Durch die Linse ihrer Spiegelreflexkamera sucht die 20-jährige Miriam Rösch den perfekten Winkel für ein Foto. Das Bild an der Wand des Nebengebäudes ist bunt gehalten. „Spielzeugmuseum“ steht dort geschrieben. „Passt“, ist ihre Antwort auf das geschossene Foto. Sie sieht es sich noch einmal an und macht sich dann auf den Weg ins Gebäude. Auch der Innenraum ist sehr bunt. Rot, Blau und Grün an den Wänden. Es ist ein wenig stickig im Raum, aber es fällt ihr kaum auf. An der Kasse angekommen, zahlt sie als Studentin nur 1,50 Euro. Sie sieht sich erst einmal um. Entgegen aller ihrer Erwartungen sind die meisten Besucher erwachsen. Spielzeugsammler oder historisch interessierte Menschen. Es ist ja auch ein kulturhistorisches Museum, erinnert sich Miriam.

 

Der erste Raum des Museums ist nicht allzu groß. Viele Vitrinen zeigen kleine Holzfiguren und die dazugehörigen räumlichen Ausstattungen. Das meiste stammt aus dem Anfang des 20. Jahrhunderts. Miriam schlendert langsam durch die Ausstellung. Noch kann sie nicht viel damit anfangen. Der Weg führt die Studentin weiter die Treppen hinauf, in den ersten Stock. Zwei Legespiele halten sie auf. Einen kurzen Moment lang erkundet die 20-Jährige das historische Spielzeug, dann geht sie weiter.
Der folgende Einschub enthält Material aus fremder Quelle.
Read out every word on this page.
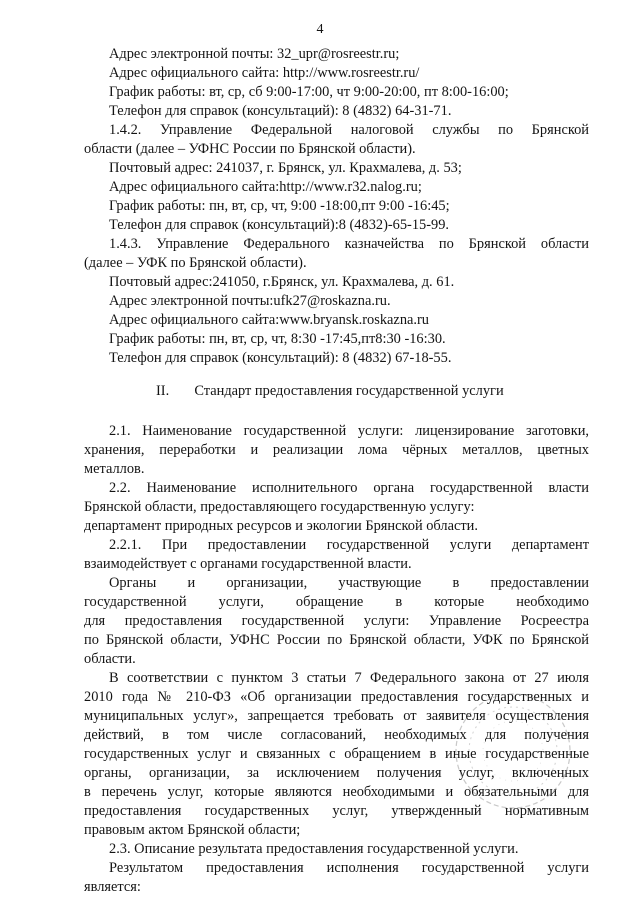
4
Адрес электронной почты: 32_upr@rosreestr.ru;
Адрес официального сайта: http://www.rosreestr.ru/
График работы: вт, ср, сб 9:00-17:00, чт 9:00-20:00, пт 8:00-16:00;
Телефон для справок (консультаций): 8 (4832) 64-31-71.
1.4.2. Управление Федеральной налоговой службы по Брянской
области (далее – УФНС России по Брянской области).
Почтовый адрес: 241037, г. Брянск, ул. Крахмалева, д. 53;
Адрес официального сайта:http://www.r32.nalog.ru;
График работы: пн, вт, ср, чт, 9:00 -18:00,пт 9:00 -16:45;
Телефон для справок (консультаций):8 (4832)-65-15-99.
1.4.3. Управление Федерального казначейства по Брянской области
(далее – УФК по Брянской области).
Почтовый адрес:241050, г.Брянск, ул. Крахмалева, д. 61.
Адрес электронной почты:ufk27@roskazna.ru.
Адрес официального сайта:www.bryansk.roskazna.ru
График работы: пн, вт, ср, чт, 8:30 -17:45,пт8:30 -16:30.
Телефон для справок (консультаций): 8 (4832) 67-18-55.
II.       Стандарт предоставления государственной услуги
2.1. Наименование государственной услуги: лицензирование заготовки,
хранения, переработки и реализации лома чёрных металлов, цветных
металлов.
2.2. Наименование исполнительного органа государственной власти
Брянской области, предоставляющего государственную услугу:
департамент природных ресурсов и экологии Брянской области.
2.2.1. При предоставлении государственной услуги департамент
взаимодействует с органами государственной власти.
Органы и организации, участвующие в предоставлении
государственной услуги, обращение в которые необходимо
для предоставления государственной услуги: Управление Росреестра
по Брянской области, УФНС России по Брянской области, УФК по Брянской
области.
В соответствии с пунктом 3 статьи 7 Федерального закона от 27 июля
2010 года № 210-ФЗ «Об организации предоставления государственных и
муниципальных услуг», запрещается требовать от заявителя осуществления
действий, в том числе согласований, необходимых для получения
государственных услуг и связанных с обращением в иные государственные
органы, организации, за исключением получения услуг, включенных
в перечень услуг, которые являются необходимыми и обязательными для
предоставления государственных услуг, утвержденный нормативным
правовым актом Брянской области;
2.3. Описание результата предоставления государственной услуги.
Результатом предоставления исполнения государственной услуги
является:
Puppenküchen zur Vorbereitung aufs Leben

Eisenbahnmodell im Spielzeugmuseum Nürnberg, Foto: Lisa Sturm

Der erste Stock ist in zwei Räume aufgeteilt. Miriam betritt den ersten Raum. Ein großes Eisenbahnmodell nimmt fast den ganzen Raum in Anspruch. Neben dieser riesigen Vitrine wirken die restlichen Spielzeuge unscheinbar. Für die junge Studentin ist der nächste Raum jedoch viel spannender. Die vielen Porzellanpuppen und die dazugehörigen Puppenhäuser erinnern sie an die Geschichten ihrer Oma, wenn diese mal wieder über ihre Kindheit sprach. Am Ende des Ganges hängt eine Tafel vor der Treppe. Der Text ist nicht lang, also liest sie ihn durch. Dort steht, dass Spielzeug früher die Kinder auf ihre Rollen in der Gesellschaft vorbereiten sollte. Mädchen hatten Puppenküchen, da sie in der Regel später mal eine Hausfrau werden sollten. Jungen sollten später Soldaten oder ähnliches werden und hatten die dementsprechenden Spielzeuge.

 

Miriam versetzt sich in ihre Kindheit zurück. Ihr wird langsam bewusst, dass sie unter dem Weihnachtsbaum meist typische Mädchengeschenke, wie beispielsweise eine Barbiepuppe oder eine Bastelkiste, womit sie selbst Schmuck herstellen konnte, fand. Sie hatte auch eine Puppenküche in der sie mit ihrer großen Schwester, schon seitdem sie 5 Jahre alt war, fleißig kochen spielte. Ihr großer Bruder hat sich nie für die Puppenküche interessiert. Er bekam damals eine Taschenlampe, eine Angel oder ein ferngesteuertes Flugzeug zum frohen Fest. Ein gemeinsames, geschlechtsneutrales Spiel war für sie eigentlich nur das „Lego“ spielen.

 

Vitrinen im dritten Stock des Spielzeugmuseums, Foto: Lisa Sturm

Die klassischen Rollenbilder

Als sie die nächsten Stufen hinaufstieg, ließ sie das Thema nicht mehr los. Auch hier im dritten und letzten Stock sah sie nun deutlich die Geschlechtertrennung: Die Spielzeugautos stehenn auf der linken und die Barbies auf der rechten Seite. Die jeweiligen Texte bestärkten ihre Überlegungen von vorhin. Inwieweit hat sich diese Vorstellung von Geschlechtertrennung in der Spielzeugwelt bis heute geändert? Eigentlich gar nicht. Trotz des neu aufgetretenen Hypes um Genderneutralität erkennt Miriam keinen Unterschied. Auch in den verschiedenen Werbungen für Kinderspielzeug, an die sich die junge Erwachsene gerade erinnert, merkt sie schnell, dass die Babyborne- beziehungsweise Barbiepuppen in rosa gekleidet sind. Für Jungs ist diese Farbe meist „uncool“. Eltern, die jetzt ihre Kinder genderneutral erziehen wollen, können die äußeren Einflüsse auch nicht beeinflussen, und so wird das Kind auch immer die klassischen Rollenbilder kennen.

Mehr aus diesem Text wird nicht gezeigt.